The closed-world specialization of ProcessOver.

This is the process type consumed by the current execution, run, observation, refinement, fairness, and liveness layers.

@[reducible, inline]

abbrev Interaction.Concurrent.Process.EventMap {Party : Type u} (process : Process Party) (Event : Type w₂) : Type (max (max w₂ u_1) u_2)

A stable external label for each complete closed-world process step.

@[reducible, inline]

abbrev Interaction.Concurrent.Process.Tickets {Party : Type u} (process : Process Party) (Ticket : Type w₂) : Type (max (max w₂ u_1) u_2)

A stable ticket for each complete closed-world process step.

@[reducible, inline]

abbrev Interaction.Concurrent.Process.TranscriptRel {Party : Type u} (left : Process Party) (right : Process Party) : Type (max (max u_1 u_3) u_2)

The closed-world specialization of ProcessOver.TranscriptRel.

@[reducible, inline]

abbrev Interaction.Concurrent.Process.Labeled (Party : Type u) : Type (max (max (max (u_1 + 1) (u_2 + 1)) (u_2 + 1) u) (u_3 + 1))

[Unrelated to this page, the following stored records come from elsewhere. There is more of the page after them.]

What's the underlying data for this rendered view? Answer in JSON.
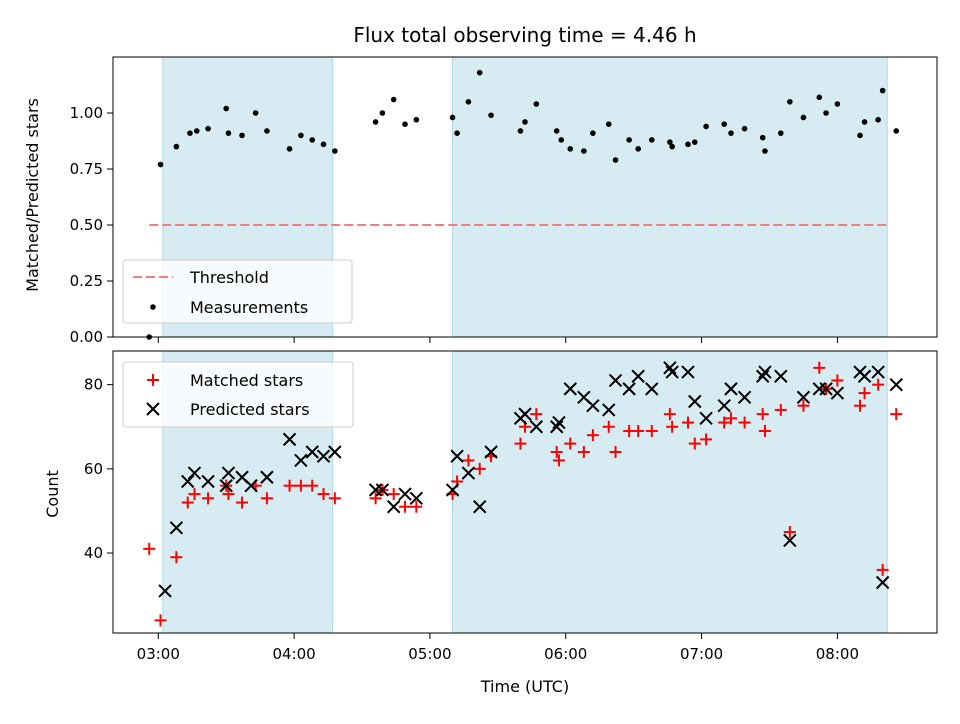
{
  "chart_data": {
    "type": "scatter",
    "title": "Flux total observing time = 4.46 h",
    "xlabel": "Time (UTC)",
    "x_tick_labels": [
      "03:00",
      "04:00",
      "05:00",
      "06:00",
      "07:00",
      "08:00"
    ],
    "x_ticks": [
      "03:00",
      "04:00",
      "05:00",
      "06:00",
      "07:00",
      "08:00"
    ],
    "xlim": [
      "02:40",
      "08:44"
    ],
    "shaded_intervals": [
      [
        "03:02",
        "04:17"
      ],
      [
        "05:10",
        "08:22"
      ]
    ],
    "shade_color": "#add8e6",
    "top_panel": {
      "ylabel": "Matched/Predicted stars",
      "ylim": [
        0,
        1.25
      ],
      "y_tick_labels": [
        "0.00",
        "0.25",
        "0.50",
        "0.75",
        "1.00"
      ],
      "y_ticks": [
        0,
        0.25,
        0.5,
        0.75,
        1.0
      ],
      "threshold": {
        "name": "Threshold",
        "value": 0.5,
        "x_range": [
          "02:56",
          "08:22"
        ],
        "color": "#f08080"
      },
      "legend": {
        "placement": "lower-left",
        "entries": [
          "Threshold",
          "Measurements"
        ]
      },
      "series": [
        {
          "name": "Measurements",
          "color": "#000000",
          "marker": "dot",
          "points": [
            [
              "02:56",
              0.0
            ],
            [
              "03:01",
              0.77
            ],
            [
              "03:08",
              0.85
            ],
            [
              "03:14",
              0.91
            ],
            [
              "03:17",
              0.92
            ],
            [
              "03:22",
              0.93
            ],
            [
              "03:30",
              1.02
            ],
            [
              "03:31",
              0.91
            ],
            [
              "03:37",
              0.9
            ],
            [
              "03:43",
              1.0
            ],
            [
              "03:48",
              0.92
            ],
            [
              "03:58",
              0.84
            ],
            [
              "04:03",
              0.9
            ],
            [
              "04:08",
              0.88
            ],
            [
              "04:13",
              0.86
            ],
            [
              "04:18",
              0.83
            ],
            [
              "04:36",
              0.96
            ],
            [
              "04:39",
              1.0
            ],
            [
              "04:44",
              1.06
            ],
            [
              "04:49",
              0.95
            ],
            [
              "04:54",
              0.97
            ],
            [
              "05:10",
              0.98
            ],
            [
              "05:12",
              0.91
            ],
            [
              "05:17",
              1.05
            ],
            [
              "05:22",
              1.18
            ],
            [
              "05:27",
              0.99
            ],
            [
              "05:40",
              0.92
            ],
            [
              "05:42",
              0.96
            ],
            [
              "05:47",
              1.04
            ],
            [
              "05:56",
              0.92
            ],
            [
              "05:58",
              0.88
            ],
            [
              "06:02",
              0.84
            ],
            [
              "06:08",
              0.83
            ],
            [
              "06:12",
              0.91
            ],
            [
              "06:19",
              0.95
            ],
            [
              "06:22",
              0.79
            ],
            [
              "06:28",
              0.88
            ],
            [
              "06:32",
              0.84
            ],
            [
              "06:38",
              0.88
            ],
            [
              "06:46",
              0.87
            ],
            [
              "06:47",
              0.85
            ],
            [
              "06:54",
              0.86
            ],
            [
              "06:57",
              0.87
            ],
            [
              "07:02",
              0.94
            ],
            [
              "07:10",
              0.95
            ],
            [
              "07:13",
              0.91
            ],
            [
              "07:19",
              0.93
            ],
            [
              "07:27",
              0.89
            ],
            [
              "07:28",
              0.83
            ],
            [
              "07:35",
              0.91
            ],
            [
              "07:39",
              1.05
            ],
            [
              "07:45",
              0.98
            ],
            [
              "07:52",
              1.07
            ],
            [
              "07:55",
              1.0
            ],
            [
              "08:00",
              1.04
            ],
            [
              "08:10",
              0.9
            ],
            [
              "08:12",
              0.96
            ],
            [
              "08:18",
              0.97
            ],
            [
              "08:20",
              1.1
            ],
            [
              "08:26",
              0.92
            ]
          ]
        }
      ]
    },
    "bottom_panel": {
      "ylabel": "Count",
      "ylim": [
        21,
        88
      ],
      "y_tick_labels": [
        "40",
        "60",
        "80"
      ],
      "y_ticks": [
        40,
        60,
        80
      ],
      "legend": {
        "placement": "upper-left",
        "entries": [
          "Matched stars",
          "Predicted stars"
        ]
      },
      "series": [
        {
          "name": "Matched stars",
          "color": "#ff0000",
          "marker": "plus",
          "points": [
            [
              "02:56",
              41
            ],
            [
              "03:01",
              24
            ],
            [
              "03:08",
              39
            ],
            [
              "03:13",
              52
            ],
            [
              "03:16",
              54
            ],
            [
              "03:22",
              53
            ],
            [
              "03:30",
              56
            ],
            [
              "03:31",
              54
            ],
            [
              "03:37",
              52
            ],
            [
              "03:43",
              56
            ],
            [
              "03:48",
              53
            ],
            [
              "03:58",
              56
            ],
            [
              "04:03",
              56
            ],
            [
              "04:08",
              56
            ],
            [
              "04:13",
              54
            ],
            [
              "04:18",
              53
            ],
            [
              "04:36",
              53
            ],
            [
              "04:39",
              55
            ],
            [
              "04:44",
              54
            ],
            [
              "04:49",
              51
            ],
            [
              "04:54",
              51
            ],
            [
              "05:10",
              54
            ],
            [
              "05:12",
              57
            ],
            [
              "05:17",
              62
            ],
            [
              "05:22",
              60
            ],
            [
              "05:27",
              63
            ],
            [
              "05:40",
              66
            ],
            [
              "05:42",
              70
            ],
            [
              "05:47",
              73
            ],
            [
              "05:56",
              64
            ],
            [
              "05:57",
              62
            ],
            [
              "06:02",
              66
            ],
            [
              "06:08",
              64
            ],
            [
              "06:12",
              68
            ],
            [
              "06:19",
              70
            ],
            [
              "06:22",
              64
            ],
            [
              "06:28",
              69
            ],
            [
              "06:32",
              69
            ],
            [
              "06:38",
              69
            ],
            [
              "06:46",
              73
            ],
            [
              "06:47",
              70
            ],
            [
              "06:54",
              71
            ],
            [
              "06:57",
              66
            ],
            [
              "07:02",
              67
            ],
            [
              "07:10",
              71
            ],
            [
              "07:13",
              72
            ],
            [
              "07:19",
              71
            ],
            [
              "07:27",
              73
            ],
            [
              "07:28",
              69
            ],
            [
              "07:35",
              74
            ],
            [
              "07:39",
              45
            ],
            [
              "07:45",
              75
            ],
            [
              "07:52",
              84
            ],
            [
              "07:55",
              79
            ],
            [
              "08:00",
              81
            ],
            [
              "08:10",
              75
            ],
            [
              "08:12",
              78
            ],
            [
              "08:18",
              80
            ],
            [
              "08:20",
              36
            ],
            [
              "08:26",
              73
            ]
          ]
        },
        {
          "name": "Predicted stars",
          "color": "#000000",
          "marker": "x",
          "points": [
            [
              "03:03",
              31
            ],
            [
              "03:08",
              46
            ],
            [
              "03:13",
              57
            ],
            [
              "03:16",
              59
            ],
            [
              "03:22",
              57
            ],
            [
              "03:30",
              56
            ],
            [
              "03:31",
              59
            ],
            [
              "03:37",
              58
            ],
            [
              "03:41",
              56
            ],
            [
              "03:48",
              58
            ],
            [
              "03:58",
              67
            ],
            [
              "04:03",
              62
            ],
            [
              "04:08",
              64
            ],
            [
              "04:13",
              63
            ],
            [
              "04:18",
              64
            ],
            [
              "04:36",
              55
            ],
            [
              "04:39",
              55
            ],
            [
              "04:44",
              51
            ],
            [
              "04:49",
              54
            ],
            [
              "04:54",
              53
            ],
            [
              "05:10",
              55
            ],
            [
              "05:12",
              63
            ],
            [
              "05:17",
              59
            ],
            [
              "05:22",
              51
            ],
            [
              "05:27",
              64
            ],
            [
              "05:40",
              72
            ],
            [
              "05:42",
              73
            ],
            [
              "05:47",
              70
            ],
            [
              "05:56",
              70
            ],
            [
              "05:57",
              71
            ],
            [
              "06:02",
              79
            ],
            [
              "06:08",
              77
            ],
            [
              "06:12",
              75
            ],
            [
              "06:19",
              74
            ],
            [
              "06:22",
              81
            ],
            [
              "06:28",
              79
            ],
            [
              "06:32",
              82
            ],
            [
              "06:38",
              79
            ],
            [
              "06:46",
              84
            ],
            [
              "06:47",
              83
            ],
            [
              "06:54",
              83
            ],
            [
              "06:57",
              76
            ],
            [
              "07:02",
              72
            ],
            [
              "07:10",
              75
            ],
            [
              "07:13",
              79
            ],
            [
              "07:19",
              77
            ],
            [
              "07:27",
              82
            ],
            [
              "07:28",
              83
            ],
            [
              "07:35",
              82
            ],
            [
              "07:39",
              43
            ],
            [
              "07:45",
              77
            ],
            [
              "07:52",
              79
            ],
            [
              "07:55",
              79
            ],
            [
              "08:00",
              78
            ],
            [
              "08:10",
              83
            ],
            [
              "08:12",
              82
            ],
            [
              "08:18",
              83
            ],
            [
              "08:20",
              33
            ],
            [
              "08:26",
              80
            ]
          ]
        }
      ]
    }
  }
}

Process.Labeled is a closed-world process together with a stable event label for each complete step transcript.

@[reducible, inline]

abbrev Interaction.Concurrent.Process.Ticketed (Party : Type u) : Type (max (max (max (u_1 + 1) (u_2 + 1)) (u_2 + 1) u) (u_3 + 1))

Process.Ticketed is a closed-world process together with a stable ticket for each complete step transcript.

These tickets are the obligation identifiers used later by the fairness and liveness layers.

@[reducible, inline]

abbrev Interaction.Concurrent.Process.System (Party : Type u) : Type (max (max (u_1 + 1) (u_2 + 1)) (u_2 + 1) u)

Process.System augments a closed-world process by the standard verification predicates used throughout VCVio and in transition-system-style frameworks.

Its parent field toProcess is the dynamic semantics; the remaining fields are verification metadata on top of that semantics:

• init marks initial residual states;
• assumptions records ambient assumptions on runs;
• safe is the intended state safety predicate;
• inv is the intended inductive invariant.

This keeps the semantic object and the proof obligations separate while still bundling them in one place for refinement and liveness statements.